Single-replica: A shard has only one replica. If the replica fails, the cluster becomes unavailable. If you want the cluster to continue providing stable services, wait until the replica is fully restored.
A Double-replica Edition cluster uses twice the number of resources and costs twice as much as a Single-replica Edition cluster.
A Single-replica Edition cluster uses highly reliable disks to prevent data losses.
Shard
In scenarios in which a large amount of data must be processed, the storage and computing resources of a single server may cause performance bottlenecks. To further improve service efficiency, ApsaraDB for ClickHouse distributes and stores a large amount of data on multiple servers. Each server stores and processes only a specific amount of data. Each server is called a shard.
Replica
To ensure data security and high availability when an error occurs, ApsaraDB for ClickHouse provides replicas. Data on a server can be replicated to two or more servers.
Table
Tables are used to store the basic structure of data. A table consists of rows and columns. Each column represents a field, and each row represents a record.

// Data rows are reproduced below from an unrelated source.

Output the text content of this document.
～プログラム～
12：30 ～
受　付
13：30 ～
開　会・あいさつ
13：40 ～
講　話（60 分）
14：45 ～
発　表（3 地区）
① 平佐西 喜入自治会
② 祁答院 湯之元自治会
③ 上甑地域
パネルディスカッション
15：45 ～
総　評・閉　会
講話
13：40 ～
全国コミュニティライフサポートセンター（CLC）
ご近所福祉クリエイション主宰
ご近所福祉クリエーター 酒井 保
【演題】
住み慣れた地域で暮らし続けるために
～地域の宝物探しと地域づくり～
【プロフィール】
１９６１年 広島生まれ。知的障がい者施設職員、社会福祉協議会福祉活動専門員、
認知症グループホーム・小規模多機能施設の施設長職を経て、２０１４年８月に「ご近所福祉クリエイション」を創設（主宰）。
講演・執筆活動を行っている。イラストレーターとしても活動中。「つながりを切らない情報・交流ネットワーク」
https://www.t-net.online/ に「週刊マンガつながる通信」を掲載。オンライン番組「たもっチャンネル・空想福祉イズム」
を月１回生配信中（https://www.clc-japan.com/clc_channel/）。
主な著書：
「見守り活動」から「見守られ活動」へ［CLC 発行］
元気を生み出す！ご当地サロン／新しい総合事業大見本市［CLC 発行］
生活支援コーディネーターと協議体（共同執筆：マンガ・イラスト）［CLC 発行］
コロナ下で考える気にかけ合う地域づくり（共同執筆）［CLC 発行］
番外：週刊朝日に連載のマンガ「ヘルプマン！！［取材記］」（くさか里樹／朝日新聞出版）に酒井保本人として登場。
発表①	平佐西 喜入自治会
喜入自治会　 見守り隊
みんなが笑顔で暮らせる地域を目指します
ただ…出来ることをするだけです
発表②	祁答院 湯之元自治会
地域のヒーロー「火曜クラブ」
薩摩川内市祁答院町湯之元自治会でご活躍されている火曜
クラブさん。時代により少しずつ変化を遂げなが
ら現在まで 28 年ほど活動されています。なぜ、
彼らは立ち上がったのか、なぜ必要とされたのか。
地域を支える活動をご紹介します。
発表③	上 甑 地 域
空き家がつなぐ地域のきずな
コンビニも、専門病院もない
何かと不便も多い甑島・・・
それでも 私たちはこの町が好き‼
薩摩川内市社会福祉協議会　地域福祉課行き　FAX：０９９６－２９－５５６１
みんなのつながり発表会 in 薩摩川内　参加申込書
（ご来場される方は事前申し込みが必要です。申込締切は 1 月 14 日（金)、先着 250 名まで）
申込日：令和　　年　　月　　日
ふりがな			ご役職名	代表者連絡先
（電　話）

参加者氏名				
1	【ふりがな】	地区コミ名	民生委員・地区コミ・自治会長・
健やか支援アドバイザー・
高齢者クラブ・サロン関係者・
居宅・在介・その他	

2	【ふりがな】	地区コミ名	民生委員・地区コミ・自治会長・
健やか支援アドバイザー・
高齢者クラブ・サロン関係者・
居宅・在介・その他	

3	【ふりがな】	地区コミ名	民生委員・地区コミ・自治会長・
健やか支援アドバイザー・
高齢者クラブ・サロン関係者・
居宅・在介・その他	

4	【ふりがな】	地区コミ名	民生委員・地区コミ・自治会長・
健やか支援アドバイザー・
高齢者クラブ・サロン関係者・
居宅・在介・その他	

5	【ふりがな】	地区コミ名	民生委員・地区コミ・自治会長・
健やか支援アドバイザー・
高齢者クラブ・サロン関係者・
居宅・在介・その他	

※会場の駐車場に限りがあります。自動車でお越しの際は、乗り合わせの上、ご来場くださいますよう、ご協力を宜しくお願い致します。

ApsaraDB for ClickHouse tables are classified into local tables and distributed tables based on data distribution.
Table type | Description | Comparison |
Table type | Description | Comparison |
Local table | When you write data to a local table, the data is written only to the server on which the local table is stored and cannot be distributed to other servers. |
|
Distributed table | A distributed table is a collection of local tables. A distributed table consists of multiple local tables. A distributed table abstracts local tables into a centralized table and allows external users to query and analyze data in the table. When data is written to a distributed table, the data is automatically distributed to each local table of the distributed table. When data in a distributed table is queried, the data in each local table is queried. The query results of all local tables are aggregated and returned. |
ApsaraDB for ClickHouse tables are classified into non-replicated tables and replicated tables based on the storage engine.

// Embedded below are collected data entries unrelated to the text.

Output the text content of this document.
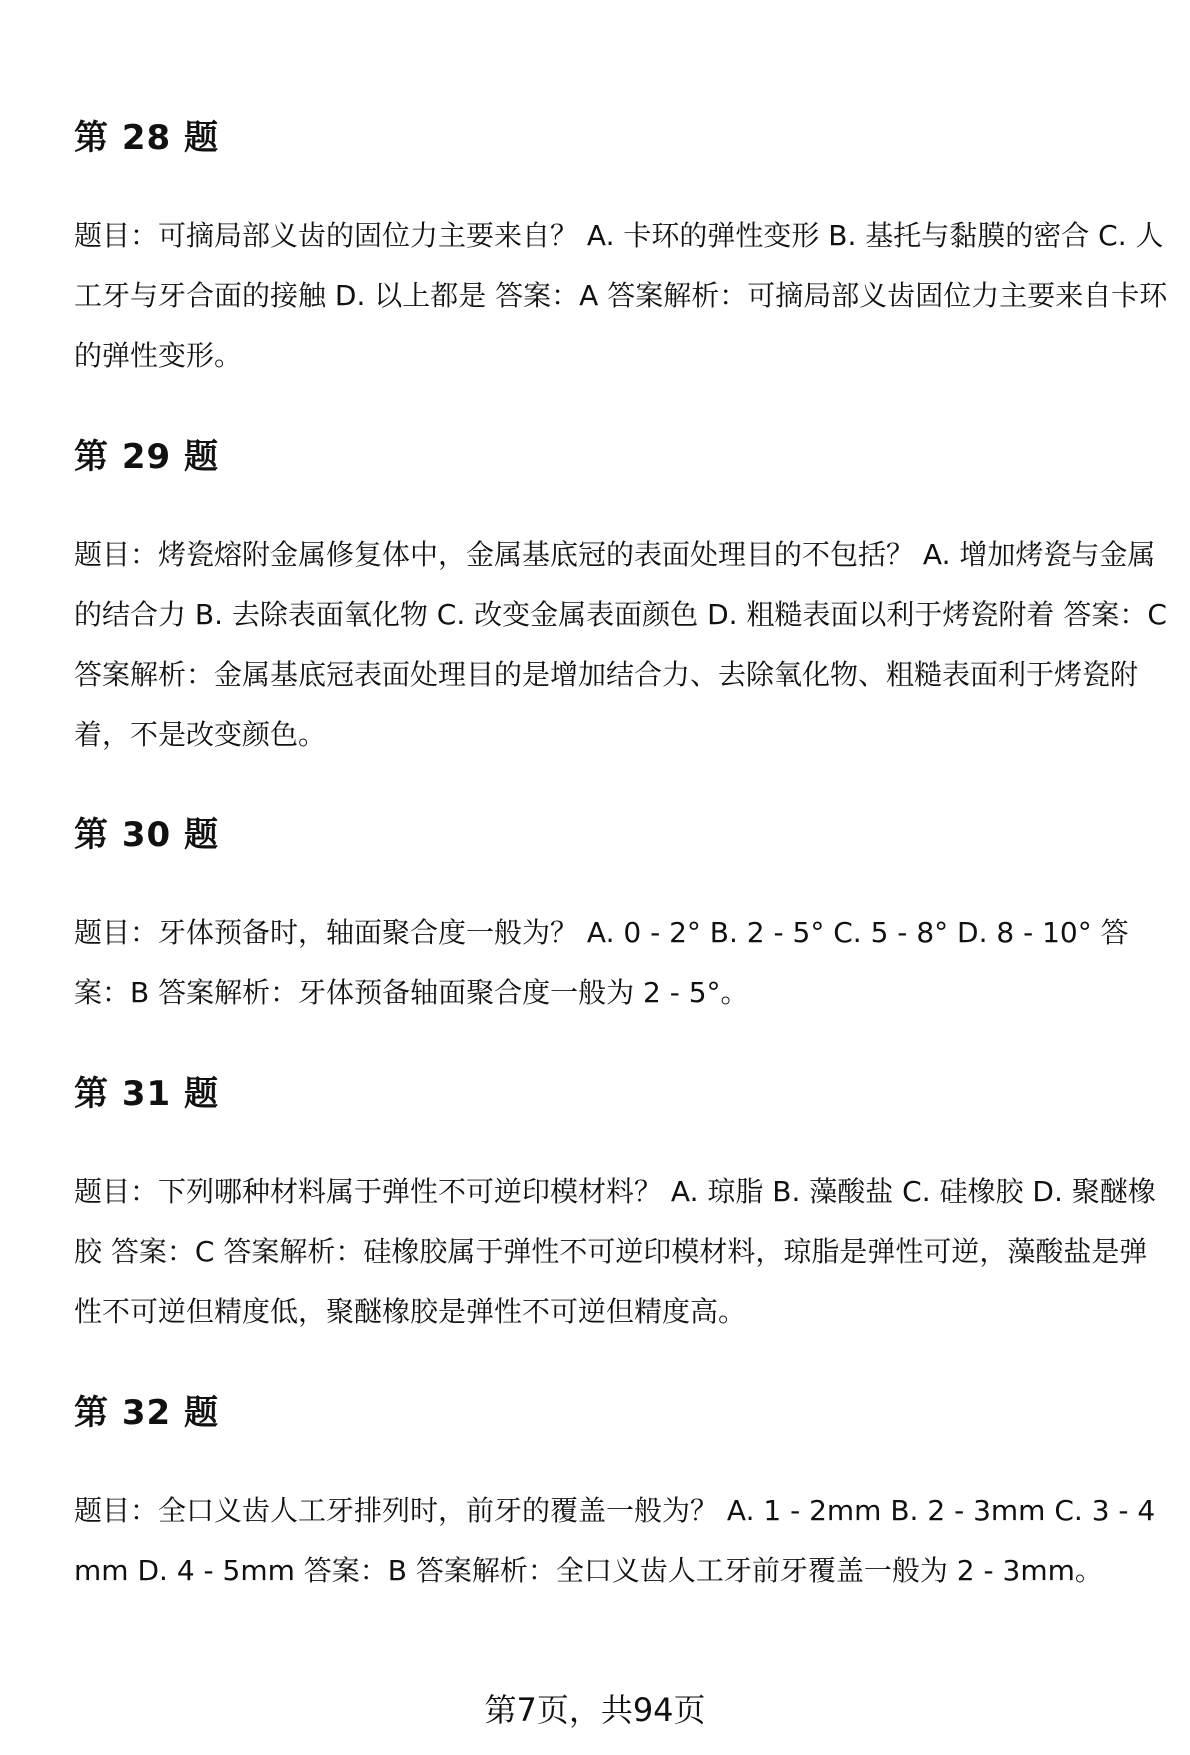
第 28 题

题目：可摘局部义齿的固位力主要来自？ A. 卡环的弹性变形 B. 基托与黏膜的密合 C. 人工牙与牙合面的接触 D. 以上都是 答案：A 答案解析：可摘局部义齿固位力主要来自卡环的弹性变形。

第 29 题

题目：烤瓷熔附金属修复体中，金属基底冠的表面处理目的不包括？ A. 增加烤瓷与金属的结合力 B. 去除表面氧化物 C. 改变金属表面颜色 D. 粗糙表面以利于烤瓷附着 答案：C 答案解析：金属基底冠表面处理目的是增加结合力、去除氧化物、粗糙表面利于烤瓷附着，不是改变颜色。

第 30 题

题目：牙体预备时，轴面聚合度一般为？ A. 0 - 2° B. 2 - 5° C. 5 - 8° D. 8 - 10° 答案：B 答案解析：牙体预备轴面聚合度一般为 2 - 5°。

第 31 题

题目：下列哪种材料属于弹性不可逆印模材料？ A. 琼脂 B. 藻酸盐 C. 硅橡胶 D. 聚醚橡胶 答案：C 答案解析：硅橡胶属于弹性不可逆印模材料，琼脂是弹性可逆，藻酸盐是弹性不可逆但精度低，聚醚橡胶是弹性不可逆但精度高。

第 32 题

题目：全口义齿人工牙排列时，前牙的覆盖一般为？ A. 1 - 2mm B. 2 - 3mm C. 3 - 4mm D. 4 - 5mm 答案：B 答案解析：全口义齿人工牙前牙覆盖一般为 2 - 3mm。

第7页，共94页
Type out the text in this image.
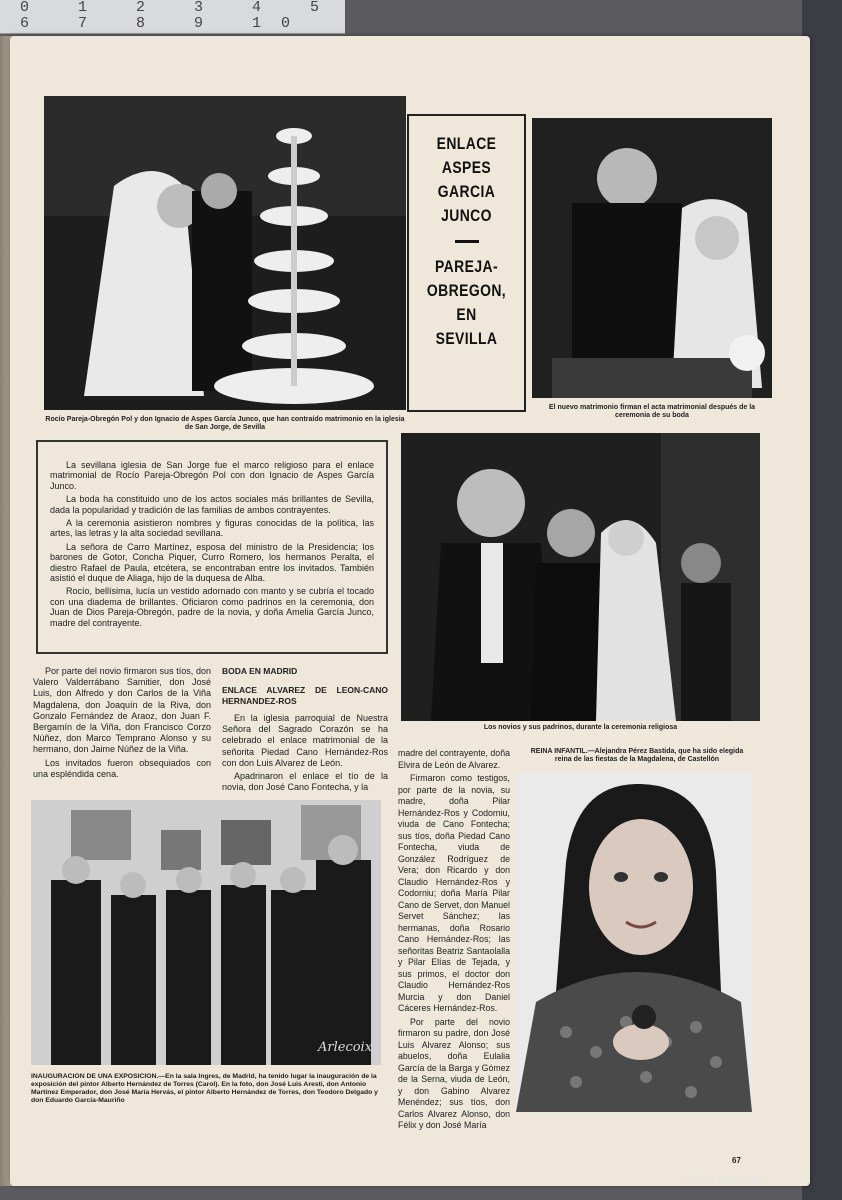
0 1 2 3 4 5 6 7 8 9 10
Rocío Pareja-Obregón Pol y don Ignacio de Aspes García Junco, que han contraído matrimonio en la iglesia de San Jorge, de Sevilla
ENLACE
ASPES
GARCIA
JUNCO
PAREJA-
OBREGON,
EN
SEVILLA
El nuevo matrimonio firman el acta matrimonial después de la ceremonia de su boda

La sevillana iglesia de San Jorge fue el marco religioso para el enlace matrimonial de Rocío Pareja-Obregón Pol con don Ignacio de Aspes García Junco.

La boda ha constituido uno de los actos sociales más brillantes de Sevilla, dada la popularidad y tradición de las familias de ambos contrayentes.

A la ceremonia asistieron nombres y figuras conocidas de la política, las artes, las letras y la alta sociedad sevillana.

La señora de Carro Martínez, esposa del ministro de la Presidencia; los barones de Gotor, Concha Piquer, Curro Romero, los hermanos Peralta, el diestro Rafael de Paula, etcétera, se encontraban entre los invitados. También asistió el duque de Aliaga, hijo de la duquesa de Alba.

Rocío, bellísima, lucía un vestido adornado con manto y se cubría el tocado con una diadema de brillantes. Oficiaron como padrinos en la ceremonia, don Juan de Dios Pareja-Obregón, padre de la novia, y doña Amelia García Junco, madre del contrayente.

Los novios y sus padrinos, durante la ceremonia religiosa

Por parte del novio firmaron sus tíos, don Valero Valderrábano Samitier, don José Luis, don Alfredo y don Carlos de la Viña Magdalena, don Joaquín de la Riva, don Gonzalo Fernández de Araoz, don Juan F. Bergamín de la Viña, don Francisco Corzo Núñez, don Marco Temprano Alonso y su hermano, don Jaime Núñez de la Viña.

Los invitados fueron obsequiados con una espléndida cena.

BODA EN MADRID

ENLACE ALVAREZ DE LEON-CANO HERNANDEZ-ROS

En la iglesia parroquial de Nuestra Señora del Sagrado Corazón se ha celebrado el enlace matrimonial de la señorita Piedad Cano Hernández-Ros con don Luis Alvarez de León.

Apadrinaron el enlace el tío de la novia, don José Cano Fontecha, y la

REINA INFANTIL.—Alejandra Pérez Bastida, que ha sido elegida reina de las fiestas de la Magdalena, de Castellón

madre del contrayente, doña Elvira de León de Alvarez.

Firmaron como testigos, por parte de la novia, su madre, doña Pilar Hernández-Ros y Codorniu, viuda de Cano Fontecha; sus tíos, doña Piedad Cano Fontecha, viuda de González Rodríguez de Vera; don Ricardo y don Claudio Hernández-Ros y Codorniu; doña María Pilar Cano de Servet, don Manuel Servet Sánchez; las hermanas, doña Rosario Cano Hernández-Ros; las señoritas Beatriz Santaolalla y Pilar Elías de Tejada, y sus primos, el doctor don Claudio Hernández-Ros Murcia y don Daniel Cáceres Hernández-Ros.

Por parte del novio firmaron su padre, don José Luis Alvarez Alonso; sus abuelos, doña Eulalia García de la Barga y Gómez de la Serna, viuda de León, y don Gabino Alvarez Menéndez; sus tíos, don Carlos Alvarez Alonso, don Félix y don José María

Arlecoix
INAUGURACION DE UNA EXPOSICION.—En la sala Ingres, de Madrid, ha tenido lugar la inauguración de la exposición del pintor Alberto Hernández de Torres (Carol). En la foto, don José Luis Aresti, don Antonio Martínez Emperador, don José María Hervás, el pintor Alberto Hernández de Torres, don Teodoro Delgado y don Eduardo García-Mauriño
67
todocoleccion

Table type | Description | Comparison |
Table type | Description | Comparison |
Non-replicated table | A non-replicated table is stored on a single server and cannot be replicated to other servers. A non-replicated table has only one replica. |
|
Replicated table | Data in a replicated table is automatically replicated to multiple servers. A replicated table can have multiple replicas. |
Data part
A data part is a data fragment stored on a hard disk and serves as the basic unit of data storage in an ApsaraDB for ClickHouse table. Each time you write data to a table, a new data part is generated. Each data part is self-contained, including all columns and indexes for the segment of the data, and maintains the order of data. A data part allows you to perform merging and compression operations in an efficient manner, which is essential for high-performance data query and processing in AparaDB for ClickHouse.
Enterprise Edition
ApsaraDB for ClickHouse cluster
An ApsaraDB for ClickHouse cluster consists of a specific amount of computing and storage resources and provides a platform as a service (PaaS) service that features data storage and analysis capabilities based on the ClickHouse engine.
Worker node
Worker nodes are replica nodes in an ApsaraDB for ClickHouse cluster, which are involved in the actual computational tasks of the engine.
CCU
ClickHouse Compute Unit (CCU) is the billing unit of computing resources in an ApsaraDB for ClickHouse cluster. One CCU is equal to one virtual CPU (vCPU) and 4 GiB of memory. Standard billing unit: CCU per minute.
Auto scaling of computing resources
The system automatically adjusts the number of CCUs based on the memory usage.
Auto scaling range
You can specify the maximum and minimum numbers of CCUs. The system automatically scales resources within the range that you specify.
Storage resources
Storage resources are the shared storage solution used by Enterprise Edition and are billed based on the pay-as-you-go billing method.